On opening, the first reaction is who is sending this box of garbage? Crack into the egg carton and you see the catalogue is from World Vision – an organization charged with the noble goal of helping children and families in developing countries. The plastic egg carton is supposed to illustrate that some of the gifts in the catalogue include livestock such as hens and roosters. But what it really illustrates is a blatant disregard for the average consumer’s distaste of waste and excess.
The egg carton is recyclable (where such recycling exists and only if it lands in the hands of someone who is a recycler). But why would an organization like World Vision want to burden the recycling system with such an utterly useless item in the first place.
It’s a gimmick and obviously someone in the brain trust felt it was needed to gain some attention. Unfortunately in some cases the old adage isn’t true and there is such a thing as bad publicity. The egg carton and plastic chicken computer drive project an image of too-smart-for-their-own-good marketing and of excess and extravagance, not of need. It’s a major turnoff for potential donors.
In the UK in 2007, more than 100 Members of Parliament backed a newspaper’s campaign to stop wasteful packaging. The Independent newspaper estimated the average family blows 17 per cent of its food budget on packaging, generating 4.6 million tones of garbage a year.
Here at home, we can help convince manufacturers that we don’t want all that packaging. We can stop buying goods that come in such ridiculous layers of packaging. We can pass our concerns along to manufacturers and store managers. We can ask our Members of Parliament to help put a limit on how much packaging is too much or to enact legislation forcing retailers to take back packaging if consumers return it to the store – at least then it’s the vendors and not the municipalities who are paying to dump the waste.
Over packaging is an issue the average person actually has some power to change. You may be only one person but you are holding the cheque book, credit card or billfold. And that’s power.
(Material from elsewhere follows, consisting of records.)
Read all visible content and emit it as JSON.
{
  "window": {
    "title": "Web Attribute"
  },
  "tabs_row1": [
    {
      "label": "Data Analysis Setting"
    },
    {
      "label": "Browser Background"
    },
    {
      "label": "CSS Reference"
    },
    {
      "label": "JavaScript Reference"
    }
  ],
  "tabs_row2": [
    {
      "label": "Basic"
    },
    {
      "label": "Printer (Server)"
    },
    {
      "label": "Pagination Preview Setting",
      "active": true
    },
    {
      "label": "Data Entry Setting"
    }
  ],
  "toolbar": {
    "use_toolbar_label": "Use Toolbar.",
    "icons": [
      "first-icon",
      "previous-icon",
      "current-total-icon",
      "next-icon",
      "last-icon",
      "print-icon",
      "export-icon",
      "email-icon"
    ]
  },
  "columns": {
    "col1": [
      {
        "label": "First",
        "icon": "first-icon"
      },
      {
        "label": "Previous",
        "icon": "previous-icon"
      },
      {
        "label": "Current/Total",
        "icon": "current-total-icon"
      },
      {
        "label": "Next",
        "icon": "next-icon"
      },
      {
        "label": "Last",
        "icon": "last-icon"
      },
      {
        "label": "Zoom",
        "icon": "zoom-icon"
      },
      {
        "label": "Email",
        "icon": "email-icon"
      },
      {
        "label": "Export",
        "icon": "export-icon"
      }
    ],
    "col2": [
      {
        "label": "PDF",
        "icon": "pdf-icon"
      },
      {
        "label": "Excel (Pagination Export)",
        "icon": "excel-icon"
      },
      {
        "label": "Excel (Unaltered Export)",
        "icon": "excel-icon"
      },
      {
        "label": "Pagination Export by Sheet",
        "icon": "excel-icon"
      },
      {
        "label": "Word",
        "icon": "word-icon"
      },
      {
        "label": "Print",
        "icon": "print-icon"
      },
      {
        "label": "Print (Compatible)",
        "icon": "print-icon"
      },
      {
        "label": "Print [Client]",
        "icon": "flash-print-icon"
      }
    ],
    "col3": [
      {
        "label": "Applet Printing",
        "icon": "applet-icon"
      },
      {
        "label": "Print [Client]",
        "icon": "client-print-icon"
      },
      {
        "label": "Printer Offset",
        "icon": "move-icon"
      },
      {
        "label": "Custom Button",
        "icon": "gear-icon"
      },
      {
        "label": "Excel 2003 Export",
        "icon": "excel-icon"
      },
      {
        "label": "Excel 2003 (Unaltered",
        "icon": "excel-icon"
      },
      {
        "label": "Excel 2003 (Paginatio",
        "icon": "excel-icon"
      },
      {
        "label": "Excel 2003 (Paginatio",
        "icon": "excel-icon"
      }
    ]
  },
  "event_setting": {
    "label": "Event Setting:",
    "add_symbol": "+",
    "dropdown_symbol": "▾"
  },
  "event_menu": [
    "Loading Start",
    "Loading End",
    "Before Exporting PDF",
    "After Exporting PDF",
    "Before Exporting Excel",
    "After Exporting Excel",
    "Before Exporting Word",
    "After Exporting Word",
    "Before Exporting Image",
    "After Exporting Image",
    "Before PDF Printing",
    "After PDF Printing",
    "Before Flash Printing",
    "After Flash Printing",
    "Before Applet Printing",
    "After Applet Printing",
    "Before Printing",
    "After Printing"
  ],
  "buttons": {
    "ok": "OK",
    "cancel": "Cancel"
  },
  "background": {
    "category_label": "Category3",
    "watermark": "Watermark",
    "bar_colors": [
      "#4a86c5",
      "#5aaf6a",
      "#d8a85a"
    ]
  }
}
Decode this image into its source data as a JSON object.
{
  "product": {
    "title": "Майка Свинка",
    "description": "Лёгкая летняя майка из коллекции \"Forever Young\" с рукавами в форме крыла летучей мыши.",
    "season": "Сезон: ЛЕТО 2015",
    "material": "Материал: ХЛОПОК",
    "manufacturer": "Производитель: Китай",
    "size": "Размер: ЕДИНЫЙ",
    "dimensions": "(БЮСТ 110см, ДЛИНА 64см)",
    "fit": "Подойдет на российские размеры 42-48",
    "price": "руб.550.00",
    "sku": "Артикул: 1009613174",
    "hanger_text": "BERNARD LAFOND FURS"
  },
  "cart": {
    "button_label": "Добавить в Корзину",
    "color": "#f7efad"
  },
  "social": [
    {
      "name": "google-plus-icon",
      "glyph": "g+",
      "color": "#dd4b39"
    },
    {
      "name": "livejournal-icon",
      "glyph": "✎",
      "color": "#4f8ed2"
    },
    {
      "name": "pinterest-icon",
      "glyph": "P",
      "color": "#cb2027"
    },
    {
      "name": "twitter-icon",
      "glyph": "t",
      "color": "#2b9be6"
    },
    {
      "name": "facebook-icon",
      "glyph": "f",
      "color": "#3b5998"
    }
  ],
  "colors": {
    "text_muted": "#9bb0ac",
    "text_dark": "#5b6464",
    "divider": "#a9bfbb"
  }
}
What’s your packaging pet peeve? E-mail editor@stcroixcourier.ca or visit SAINTCROIXCOURIER.BLOGSPOT.COM to find this article and comment on it.

1 comment:

Anonymous said...

from Carole MacKenzie
My pet peeve is the packaging of pill bottles in Drug Stores!! Go to any Drug store, purchase a bottle of any type of pill off the shelf and you will think you have a supply to last you a life time. Home you go to and open it. Where are the pills? The plastic bottle will be about 1/4 full. If the packaging has to be this large,then we should be able to return the bottle to be refilled time and again. Imagine the massive amount of plastic from just these bottles. Why?? We really are not that stupid (the next time around) when purchasing pills to believe we are getting a bottle full...we now know we are getting about 10 in a bottle that would hold at least 100 Not only is this a gross amount of waste and a mess for Mother Nature to swallow, BUT it insults our intelligence the second time around. We KNOW now - the bottle is half empty!!!!!! Can't we stop the pill bottle plastic waste?